We do also sometimes FORCE them to finish their food like Laughing Lady said, for the same reason she said.

Dessert is a rarity at our house, but again, to go along with LL, if we do have dessert, they need to finish their meal to get it. Like she said, if they're hungry enough for the sweet and unhealthy stuff, they're not too full to finish their main meal.

I have heard the obesity claim too, where they talk about a connection between forcing your kids to finish their food and the bad habit that instills in them. While I agree that most of the obesity problem has to do with the laziness of our generation(s), I do see some truth behind that. If they are taught right from toddler-hood that they HAVE TO finish what's in front of them, they may continue to do that their entire lives. And how often as adults are our "eyes too big for our stomachs" and we give ourselves a larger portion than what we end up needing/wanting? I know I do it! And if I were to feel like I *had* to ALWAYS finish what I took...I can see that becoming a problem.

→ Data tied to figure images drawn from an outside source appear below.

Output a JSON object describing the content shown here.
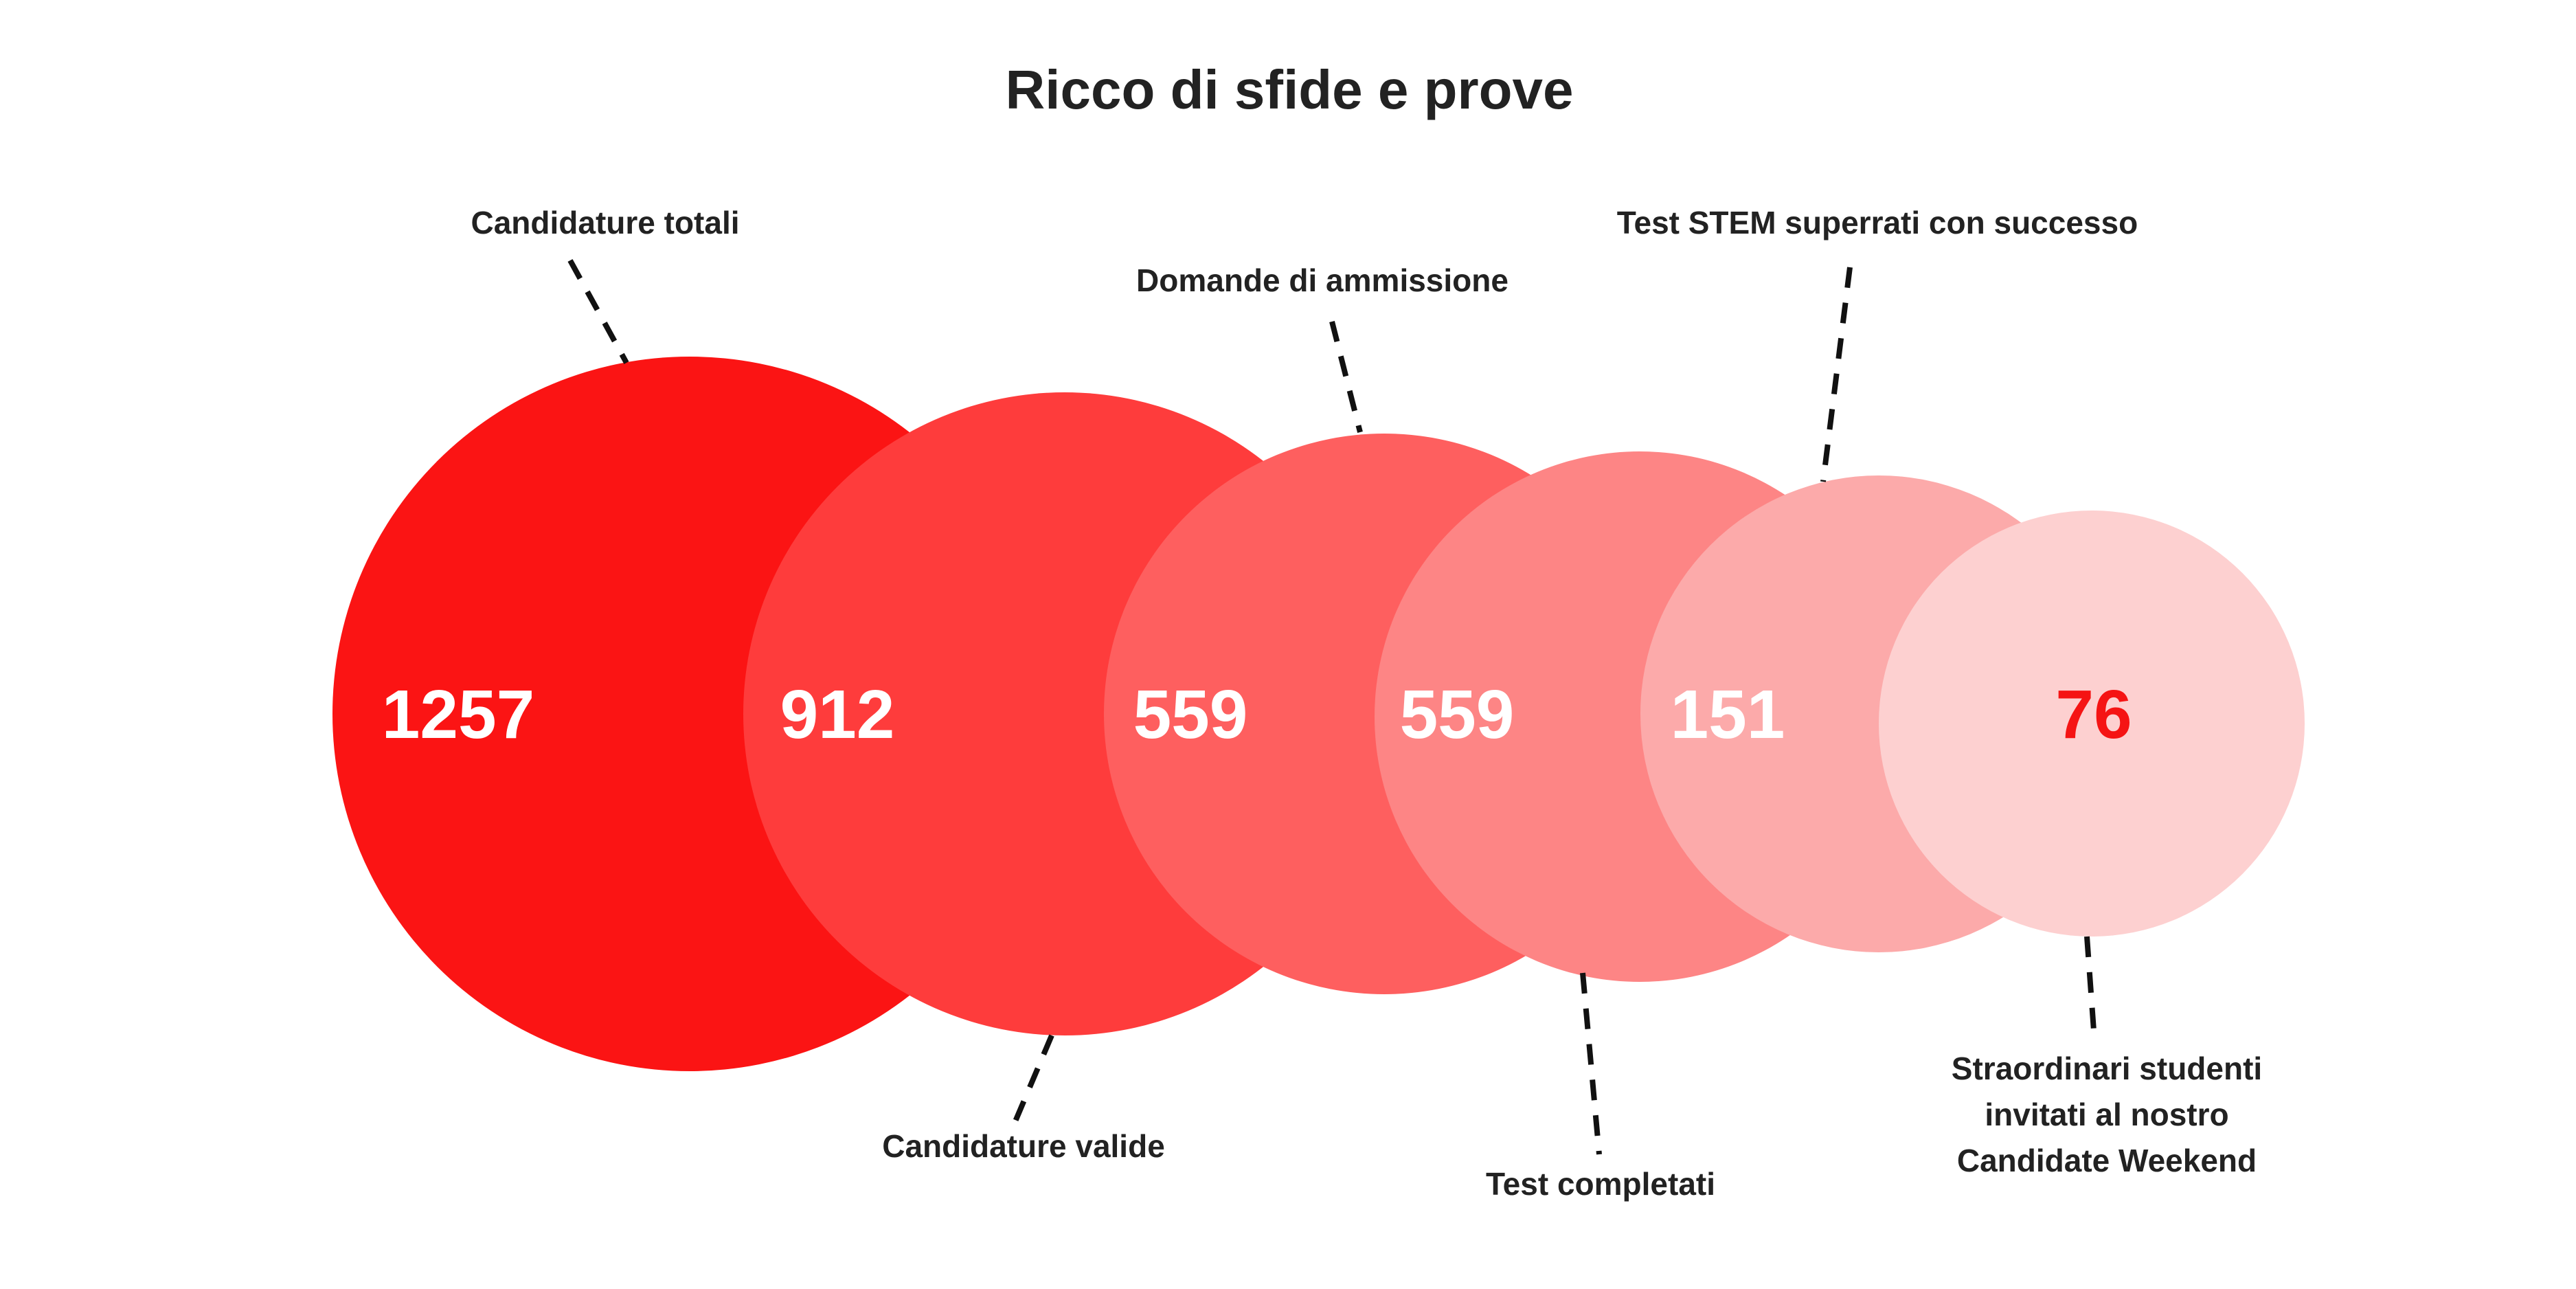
{
  "chart_data": {
    "type": "bubble",
    "title": "Ricco di sfide e prove",
    "categories": [
      "Candidature totali",
      "Candidature valide",
      "Domande di ammissione",
      "Test completati",
      "Test STEM superrati con successo",
      "Straordinari studenti invitati al nostro Candidate Weekend"
    ],
    "values": [
      1257,
      912,
      559,
      559,
      151,
      76
    ],
    "value_labels": [
      "1257",
      "912",
      "559",
      "559",
      "151",
      "76"
    ],
    "colors": [
      "#fb1414",
      "#fe3c3c",
      "#fe5f5f",
      "#fd8585",
      "#fcaaaa",
      "#fdd0d0"
    ],
    "value_label_colors": [
      "#ffffff",
      "#ffffff",
      "#ffffff",
      "#ffffff",
      "#ffffff",
      "#f51414"
    ],
    "last_label": {
      "line1": "Straordinari studenti",
      "line2": "invitati al nostro",
      "highlight": "Candidate Weekend",
      "highlight_color": "#f51414"
    }
  }
}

Lots of 'food for thought' here. But you're not alone in wondering if you're doing the right things. Food can have such a big impact on people in so many ways, and we don't want to start our kids off on the wrong foot...

LaughingLady said...

I agree with Pam and others here who address watching portion sizes. I think that's the key to not creating any bad habits when we force our kids to clean their plates. We need to remember to "eat to live" rather than "live to eat" ~ for ourselves AND to teach our children. (I struggle a LOT with this concept!!)